Control Plane Instability Incident - June 26, 2025
Executive Summary
On June 26, 2025, between 05:58 UTC and 20:38 UTC (14 hours, 40 minutes), the control plane experienced a critical failure, entering a crash loop. This prevented the reconciliation of any new or updated entities, affecting some customers attempting to make configuration changes. The issue went undetected for several hours due to monitoring gaps. The root cause was a bug in the control plane's configuration handling that led to a panic when processing a specific sandbox configuration. The issue was resolved by deploying a targeted hotfix once detected.
Timeline of Events (UTC)
- 05:58: The initial incident occurred when a specific sandbox configuration was applied, triggering a panic and crash loop in the control plane. The issue was not immediately detected.
- 20:11: The instability was finally detected, and an investigation was formally initiated.
- 20:26: The on-call team identified the crash loop and correlated it with the problematic configuration from earlier in the day.
- 20:34: A hotfix to gracefully handle the configuration was deployed. The control plane stabilized.

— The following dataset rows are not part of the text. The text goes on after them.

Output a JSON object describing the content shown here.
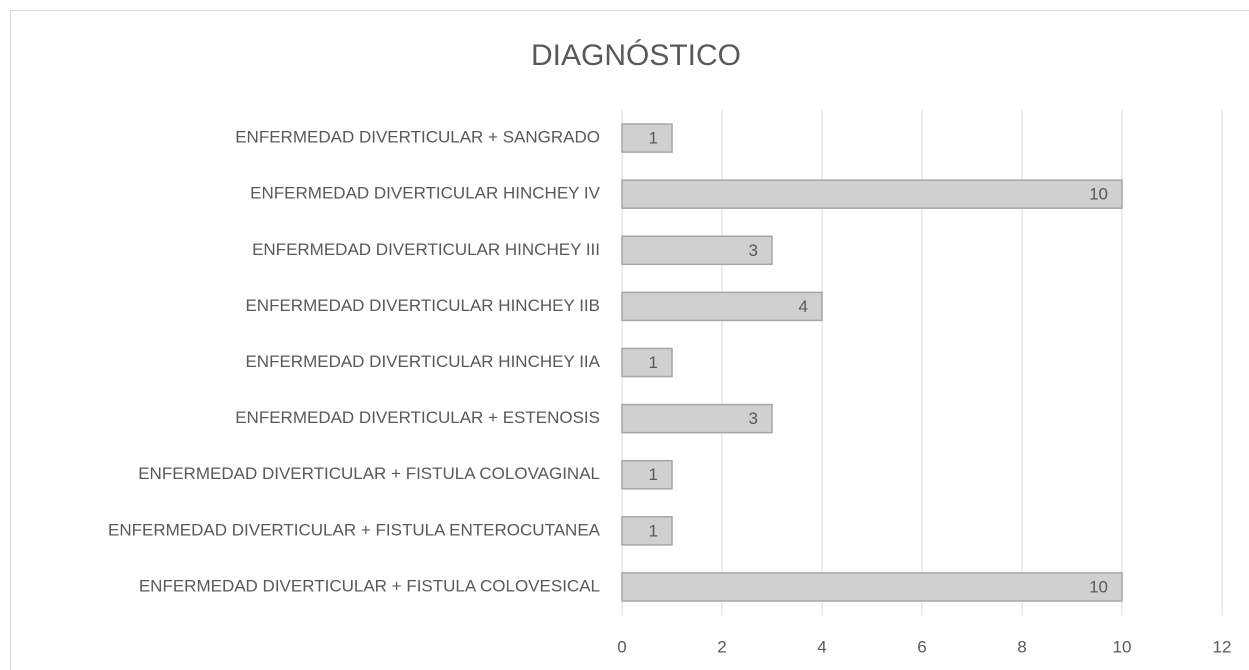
{
  "chart_data": {
    "type": "barh",
    "title": "DIAGNÓSTICO",
    "categories": [
      "ENFERMEDAD DIVERTICULAR + SANGRADO",
      "ENFERMEDAD DIVERTICULAR HINCHEY IV",
      "ENFERMEDAD DIVERTICULAR HINCHEY III",
      "ENFERMEDAD DIVERTICULAR HINCHEY IIB",
      "ENFERMEDAD DIVERTICULAR HINCHEY IIA",
      "ENFERMEDAD DIVERTICULAR + ESTENOSIS",
      "ENFERMEDAD DIVERTICULAR + FISTULA COLOVAGINAL",
      "ENFERMEDAD DIVERTICULAR + FISTULA ENTEROCUTANEA",
      "ENFERMEDAD DIVERTICULAR + FISTULA COLOVESICAL"
    ],
    "values": [
      1,
      10,
      3,
      4,
      1,
      3,
      1,
      1,
      10
    ],
    "color": "#d0d0d0",
    "xlim": [
      0,
      12
    ],
    "xticks": [
      0,
      2,
      4,
      6,
      8,
      10,
      12
    ],
    "grid": true
  }
}
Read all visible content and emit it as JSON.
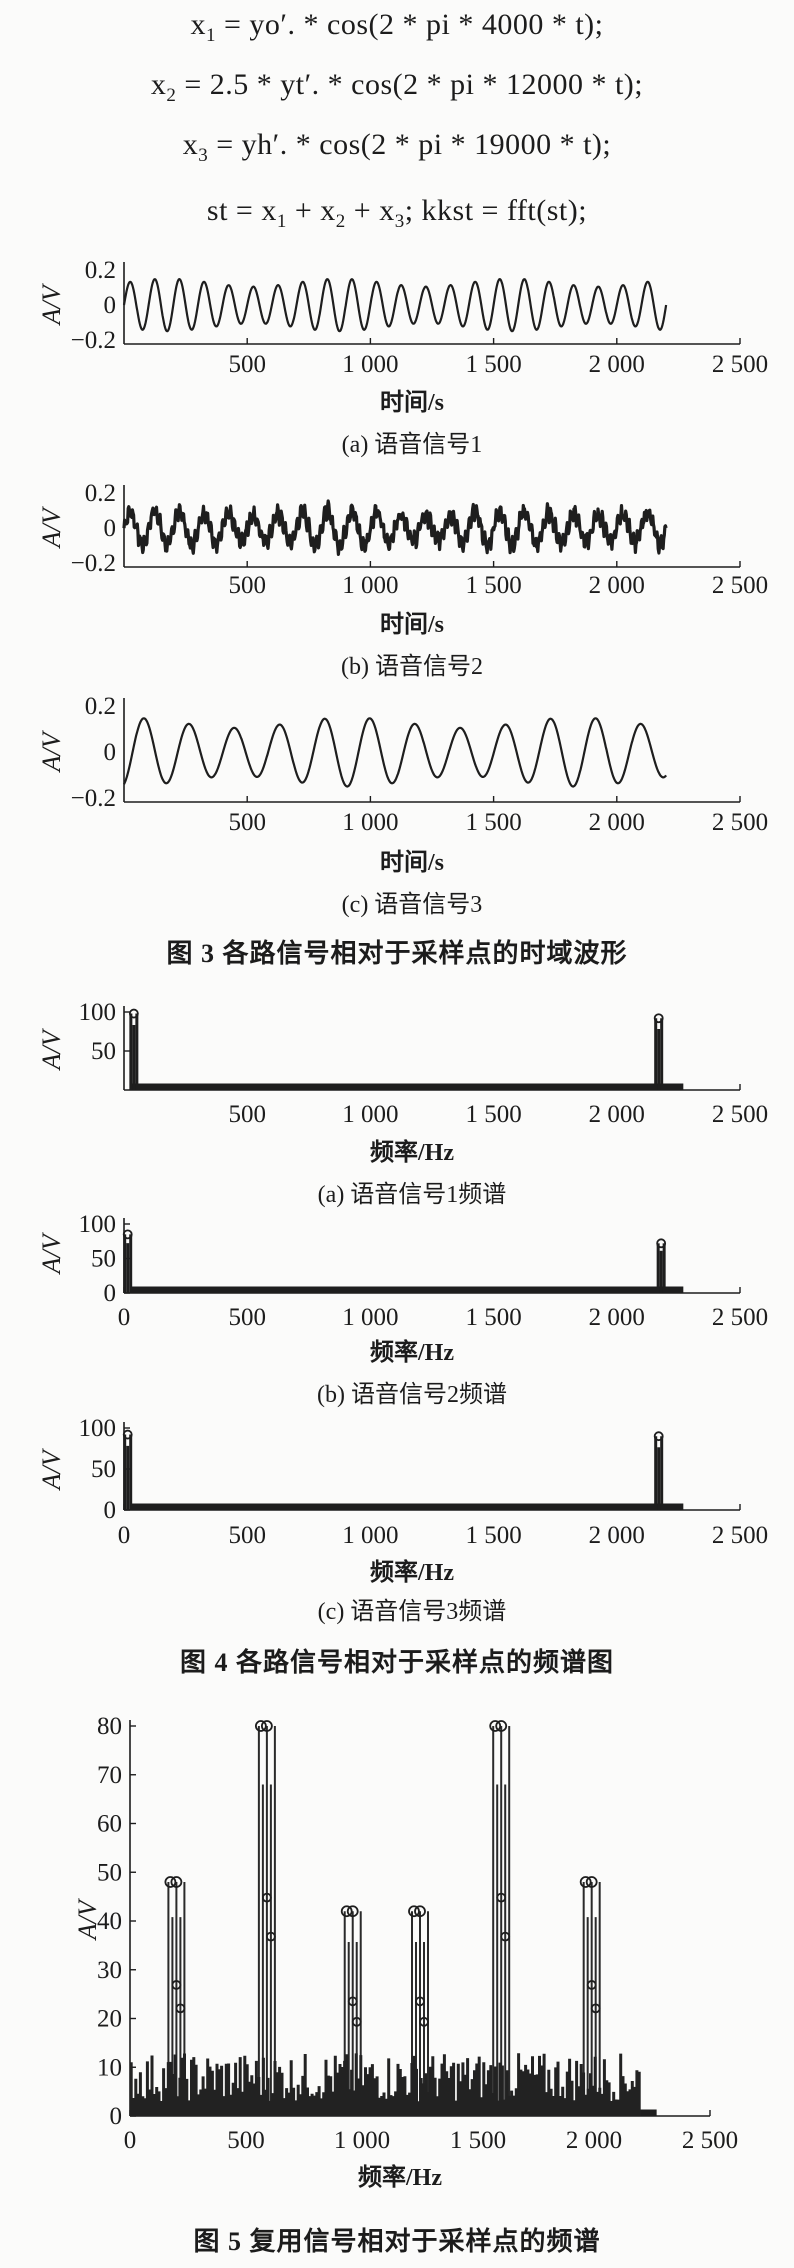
{
  "equations": {
    "line1": {
      "lhs": "x",
      "sub": "1",
      "rhs": "= yo′. * cos(2 * pi * 4000 * t);"
    },
    "line2": {
      "lhs": "x",
      "sub": "2",
      "rhs": "= 2.5 * yt′. * cos(2 * pi * 12000 * t);"
    },
    "line3": {
      "lhs": "x",
      "sub": "3",
      "rhs": "= yh′. * cos(2 * pi * 19000 * t);"
    },
    "line4": {
      "a": "st = x",
      "s1": "1",
      "b": " + x",
      "s2": "2",
      "c": " + x",
      "s3": "3",
      "d": "; kkst = fft(st);"
    }
  },
  "chart_data": [
    {
      "id": "fig3a",
      "type": "line",
      "caption": "(a) 语音信号1",
      "xlabel": "时间/s",
      "ylabel": "A/V",
      "xticks": [
        "500",
        "1 000",
        "1 500",
        "2 000",
        "2 500"
      ],
      "yticks": [
        "0.2",
        "0",
        "−0.2"
      ],
      "xlim": [
        0,
        2500
      ],
      "ylim": [
        -0.2,
        0.2
      ],
      "x_range": [
        0,
        2200
      ],
      "amplitude": 0.15,
      "cycles": 22
    },
    {
      "id": "fig3b",
      "type": "line",
      "caption": "(b) 语音信号2",
      "xlabel": "时间/s",
      "ylabel": "A/V",
      "xticks": [
        "500",
        "1 000",
        "1 500",
        "2 000",
        "2 500"
      ],
      "yticks": [
        "0.2",
        "0",
        "−0.2"
      ],
      "xlim": [
        0,
        2500
      ],
      "ylim": [
        -0.2,
        0.2
      ],
      "x_range": [
        0,
        2200
      ],
      "amplitude": 0.1,
      "cycles": 22
    },
    {
      "id": "fig3c",
      "type": "line",
      "caption": "(c) 语音信号3",
      "xlabel": "时间/s",
      "ylabel": "A/V",
      "xticks": [
        "500",
        "1 000",
        "1 500",
        "2 000",
        "2 500"
      ],
      "yticks": [
        "0.2",
        "0",
        "−0.2"
      ],
      "xlim": [
        0,
        2500
      ],
      "ylim": [
        -0.2,
        0.2
      ],
      "x_range": [
        0,
        2200
      ],
      "amplitude": 0.15,
      "cycles": 12
    },
    {
      "id": "fig4a",
      "type": "bar",
      "caption": "(a) 语音信号1频谱",
      "xlabel": "频率/Hz",
      "ylabel": "A/V",
      "xticks": [
        "500",
        "1 000",
        "1 500",
        "2 000",
        "2 500"
      ],
      "yticks": [
        "100",
        "50"
      ],
      "xlim": [
        0,
        2500
      ],
      "ylim": [
        0,
        100
      ],
      "peaks": [
        {
          "x": 40,
          "y": 98
        },
        {
          "x": 2170,
          "y": 92
        }
      ]
    },
    {
      "id": "fig4b",
      "type": "bar",
      "caption": "(b) 语音信号2频谱",
      "xlabel": "频率/Hz",
      "ylabel": "A/V",
      "xticks": [
        "0",
        "500",
        "1 000",
        "1 500",
        "2 000",
        "2 500"
      ],
      "yticks": [
        "100",
        "50",
        "0"
      ],
      "xlim": [
        0,
        2500
      ],
      "ylim": [
        0,
        100
      ],
      "peaks": [
        {
          "x": 15,
          "y": 85
        },
        {
          "x": 2180,
          "y": 72
        }
      ]
    },
    {
      "id": "fig4c",
      "type": "bar",
      "caption": "(c) 语音信号3频谱",
      "xlabel": "频率/Hz",
      "ylabel": "A/V",
      "xticks": [
        "0",
        "500",
        "1 000",
        "1 500",
        "2 000",
        "2 500"
      ],
      "yticks": [
        "100",
        "50",
        "0"
      ],
      "xlim": [
        0,
        2500
      ],
      "ylim": [
        0,
        100
      ],
      "peaks": [
        {
          "x": 15,
          "y": 92
        },
        {
          "x": 2170,
          "y": 90
        }
      ]
    },
    {
      "id": "fig5",
      "type": "bar",
      "caption": "",
      "xlabel": "频率/Hz",
      "ylabel": "A/V",
      "xticks": [
        "0",
        "500",
        "1 000",
        "1 500",
        "2 000",
        "2 500"
      ],
      "yticks": [
        "80",
        "70",
        "60",
        "50",
        "40",
        "30",
        "20",
        "10",
        "0"
      ],
      "xlim": [
        0,
        2500
      ],
      "ylim": [
        0,
        80
      ],
      "peaks": [
        {
          "x": 200,
          "y": 48
        },
        {
          "x": 590,
          "y": 80
        },
        {
          "x": 960,
          "y": 42
        },
        {
          "x": 1250,
          "y": 42
        },
        {
          "x": 1600,
          "y": 80
        },
        {
          "x": 1990,
          "y": 48
        }
      ]
    }
  ],
  "figure_titles": {
    "fig3": "图 3   各路信号相对于采样点的时域波形",
    "fig4": "图 4   各路信号相对于采样点的频谱图",
    "fig5": "图 5   复用信号相对于采样点的频谱"
  }
}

- 20:38: The system was confirmed to be fully operational. The incident was declared resolved.
Root Cause
The direct cause was a nil pointer dereference within the control plane's reconciliation loop, triggered by a specific, unhandled sandbox configuration. The service lacked adequate validation for this edge case, causing a panic. The service's automated restart policy then created a persistent crash loop. A significant contributing factor was a gap in monitoring and prober coverage, which failed to detect this class of failure, leading to a prolonged time-to-detection.
Resolution
- Detection: The issue was eventually detected through a combination of cascading alerts and manual investigation, hours after the initial failure. The primary automated probers did not exercise the code path that was failing.
- Mitigation: The immediate fix was a hotfix deployment. This patch modified the control plane logic to correctly parse the new configuration type, preventing the panic.
Corrective and Preventative Actions
- Enhance Prober Coverage: Update health and liveness probers to exercise edge-case configurations, ensuring faster detection of reconciliation failures.